Etymology of Spike in the context of Agile software development

ßehrαng ∑αeedζαdeh
Turingg Computing
Published in
2 min readJul 6, 2016

An excerpt from the Agile Dictionary:

My recollection from the early XP Universe conferences in 2001/2002, is that the term “spike” comes from an analogy to rock climbing. When climbing, we might stop to drive a spike into the rock face. Driving the spike is not actual climbing — it does not move us closer to the top — but rather it enables future climbing.

Similarly, a spike in XP does not produce production code — it does not develop an actual story in the backlog — but rather it enables future story development. I was taught in the XP Immersion workshop (given by Robert Martin, Ron Jeffries & Kent Beck in 2000), that spikes are not given story point estimates because they do not contribute to forward velocity on completing the backlog — they are in essence, research overhead and absorbed into the team’s ongoing story velocity. XP was never as obsessed with “precision” in release planning as Scrum has become.

It would be interesting to ask someone like Ron Jeffries, who was no doubt very close to the creation of the spike concept, where the inspiration for the term really came from. — Source: http://agiledictionary.com/209/spike/#comment-57

Yet another pointless term for activities that already had proper names: research, investigation, prototyping, etc.

A team I used to work in thought of spikes as time boxed activities that drill through all the layers of a system (e.g. from front-end, to the API calls, and finally into the system’s database).

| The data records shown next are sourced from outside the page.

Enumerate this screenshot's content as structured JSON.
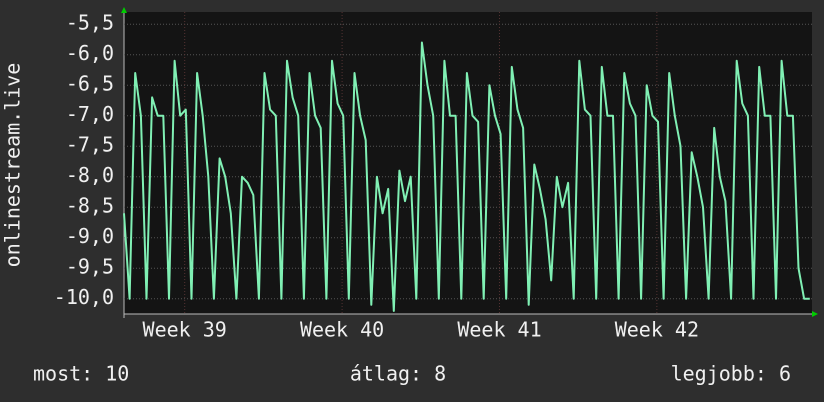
{
  "chart_data": {
    "type": "line",
    "y_axis_label": "onlinestream.live",
    "stats": {
      "current": "most: 10",
      "average": "átlag: 8",
      "best": "legjobb: 6"
    },
    "x": [
      0,
      0.25,
      0.5,
      0.75,
      1,
      1.25,
      1.5,
      1.75,
      2,
      2.25,
      2.5,
      2.75,
      3,
      3.25,
      3.5,
      3.75,
      4,
      4.25,
      4.5,
      4.75,
      5,
      5.25,
      5.5,
      5.75,
      6,
      6.25,
      6.5,
      6.75,
      7,
      7.25,
      7.5,
      7.75,
      8,
      8.25,
      8.5,
      8.75,
      9,
      9.25,
      9.5,
      9.75,
      10,
      10.25,
      10.5,
      10.75,
      11,
      11.25,
      11.5,
      11.75,
      12,
      12.25,
      12.5,
      12.75,
      13,
      13.25,
      13.5,
      13.75,
      14,
      14.25,
      14.5,
      14.75,
      15,
      15.25,
      15.5,
      15.75,
      16,
      16.25,
      16.5,
      16.75,
      17,
      17.25,
      17.5,
      17.75,
      18,
      18.25,
      18.5,
      18.75,
      19,
      19.25,
      19.5,
      19.75,
      20,
      20.25,
      20.5,
      20.75,
      21,
      21.25,
      21.5,
      21.75,
      22,
      22.25,
      22.5,
      22.75,
      23,
      23.25,
      23.5,
      23.75,
      24,
      24.25,
      24.5,
      24.75,
      25,
      25.25,
      25.5,
      25.75,
      26,
      26.25,
      26.5,
      26.75,
      27,
      27.25,
      27.5,
      27.75,
      28,
      28.25,
      28.5,
      28.75,
      29,
      29.25,
      29.5,
      29.75,
      30,
      30.25,
      30.5
    ],
    "series": [
      {
        "name": "onlinestream.live",
        "color": "#80f0b4",
        "values": [
          -8.6,
          -10.0,
          -6.3,
          -7.0,
          -10.0,
          -6.7,
          -7.0,
          -7.0,
          -10.0,
          -6.1,
          -7.0,
          -6.9,
          -10.0,
          -6.3,
          -7.0,
          -8.0,
          -10.0,
          -7.7,
          -8.0,
          -8.6,
          -10.0,
          -8.0,
          -8.1,
          -8.3,
          -10.0,
          -6.3,
          -6.9,
          -7.0,
          -10.0,
          -6.1,
          -6.7,
          -7.0,
          -10.0,
          -6.3,
          -7.0,
          -7.2,
          -10.0,
          -6.1,
          -6.8,
          -7.0,
          -10.0,
          -6.3,
          -7.0,
          -7.4,
          -10.1,
          -8.0,
          -8.6,
          -8.2,
          -10.2,
          -7.9,
          -8.4,
          -8.0,
          -10.0,
          -5.8,
          -6.5,
          -7.0,
          -10.0,
          -6.1,
          -7.0,
          -7.0,
          -10.0,
          -6.3,
          -7.0,
          -7.1,
          -10.0,
          -6.5,
          -7.0,
          -7.3,
          -10.0,
          -6.2,
          -6.9,
          -7.2,
          -10.1,
          -7.8,
          -8.2,
          -8.7,
          -9.7,
          -8.0,
          -8.5,
          -8.1,
          -10.0,
          -6.1,
          -6.9,
          -7.0,
          -10.0,
          -6.2,
          -7.0,
          -7.0,
          -10.0,
          -6.3,
          -6.8,
          -7.0,
          -10.0,
          -6.5,
          -7.0,
          -7.1,
          -10.0,
          -6.3,
          -7.0,
          -7.5,
          -10.0,
          -7.6,
          -8.0,
          -8.5,
          -10.0,
          -7.2,
          -8.0,
          -8.4,
          -10.0,
          -6.1,
          -6.8,
          -7.0,
          -10.0,
          -6.2,
          -7.0,
          -7.0,
          -10.0,
          -6.1,
          -7.0,
          -7.0,
          -9.5,
          -10.0,
          -10.0
        ]
      }
    ],
    "xlim": [
      0,
      30.6
    ],
    "xticks": [
      {
        "value": 2.7,
        "label": "Week 39"
      },
      {
        "value": 9.7,
        "label": "Week 40"
      },
      {
        "value": 16.7,
        "label": "Week 41"
      },
      {
        "value": 23.7,
        "label": "Week 42"
      }
    ],
    "ylim": [
      -10.25,
      -5.3
    ],
    "yticks": [
      {
        "value": -5.5,
        "label": "-5,5"
      },
      {
        "value": -6.0,
        "label": "-6,0"
      },
      {
        "value": -6.5,
        "label": "-6,5"
      },
      {
        "value": -7.0,
        "label": "-7,0"
      },
      {
        "value": -7.5,
        "label": "-7,5"
      },
      {
        "value": -8.0,
        "label": "-8,0"
      },
      {
        "value": -8.5,
        "label": "-8,5"
      },
      {
        "value": -9.0,
        "label": "-9,0"
      },
      {
        "value": -9.5,
        "label": "-9,5"
      },
      {
        "value": -10.0,
        "label": "-10,0"
      }
    ],
    "grid": true
  }
}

I totally agree with Gary’s comment (emphasis mine — almost):

Why did he dub it a “spike” as opposed to an “auger” or a “spear” or a “fruit salad”??? I have issue with this as many programmers I work with hear the term and chuckle (in a bad way… as do I).

Agile lingo is very juvenile and foolish compared to other disciplines of software engineering and computer science. Compare the agile lingo to the terminology used in GoF’s original book on Design Patterns: literally all design patterns explained in GoF have sophisticated, purposeful, and substantive names. Even pre-Agile era textbooks on software engineering were not dumbed-down to sell something complex as an easy endeavor.

The next generations look back at us and burst out laughing at all this Agile nonsense. In the meantime it has become this opioid religion for the mass of software developers and criticizing it might have grave consequences. Heresy!